Tampoco pueden negarse los grandes avances en infraestructura, no en alusión a los estadios, costeados por todos nosotros, sino en los lugares de entrenamiento. El Centro Deportivo Azul de Universidad de Chile, el Monasterio Celeste de O’Higgins y el flamante complejo Las Rosas de Coquimbo Unido son claros ejemplos del avance y, en consecuencia, de mejores condiciones para los trabajadores.
Ahora, tampoco hay que ser ciegos. También están metidas en la industria personas a las que poco y nada les interesa el desarrollo de la actividad, empresarios y representantes que se pasan por donde ustedes saben a los hinchas y a las reglas, y que cada cierto tiempo están involucrados en alguna polémica extrafutbolística.
Igualmente, no hay que olvidar la pobre promoción de juveniles, la base de cualquier proyecto exitoso.
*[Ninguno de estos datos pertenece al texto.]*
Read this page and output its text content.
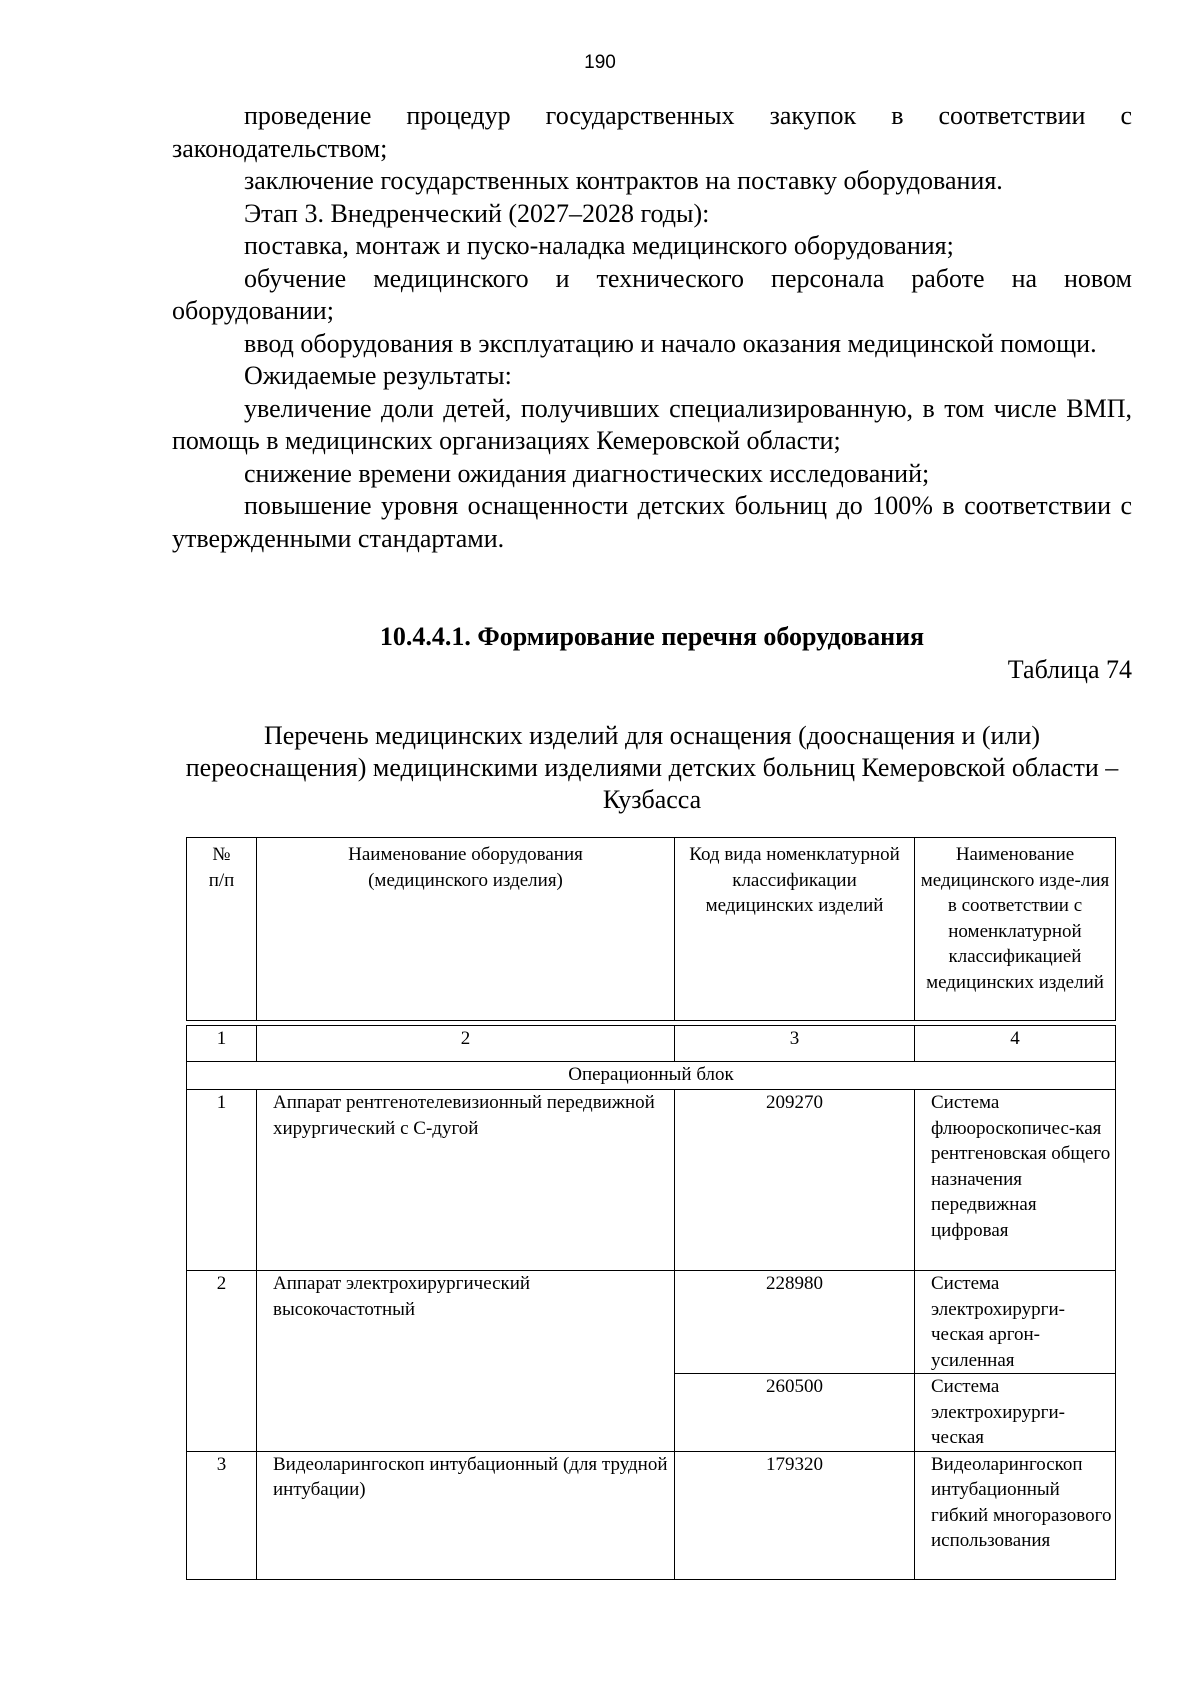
190

проведение процедур государственных закупок в соответствии с законодательством;

заключение государственных контрактов на поставку оборудования.

Этап 3. Внедренческий (2027–2028 годы):

поставка, монтаж и пуско-наладка медицинского оборудования;

обучение медицинского и технического персонала работе на новом оборудовании;

ввод оборудования в эксплуатацию и начало оказания медицинской помощи.

Ожидаемые результаты:

увеличение доли детей, получивших специализированную, в том числе ВМП, помощь в медицинских организациях Кемеровской области;

снижение времени ожидания диагностических исследований;

повышение уровня оснащенности детских больниц до 100% в соответствии с утвержденными стандартами.

10.4.4.1. Формирование перечня оборудования
Таблица 74
Перечень медицинских изделий для оснащения (дооснащения и (или) переоснащения) медицинскими изделиями детских больниц Кемеровской области – Кузбасса
№ п/п	Наименование оборудования (медицинского изделия)	Код вида номенклатурной классификации медицинских изделий	Наименование медицинского изде-лия в соответствии с номенклатурной классификацией медицинских изделий
1	2	3	4
Операционный блок			
1	Аппарат рентгенотелевизионный передвижной хирургический с С-дугой	209270	Система флюороскопичес-кая рентгеновская общего назначения передвижная цифровая
2	Аппарат электрохирургический высокочастотный	228980	Система электрохирурги-ческая аргон-усиленная
		260500	Система электрохирурги-ческая
3	Видеоларингоскоп интубационный (для трудной интубации)	179320	Видеоларингоскоп интубационный гибкий многоразового использования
Talento hay, lo que no hay es convicción para hacerlos jugar con regularidad, lo cual se da cuando no rinde un refuerzo, y, de resultar la apuesta joven, se vende rápido.
¿A qué voy con todo esto? A que en días donde se traza el futuro de Colo Colo y la “U”, con nuevos dueños, no importa tanto el modelo de las sociedades anónimas, sino sus actores. No todo es blanco o negro, es cosa de cruzar la ciudad hasta la precordillera.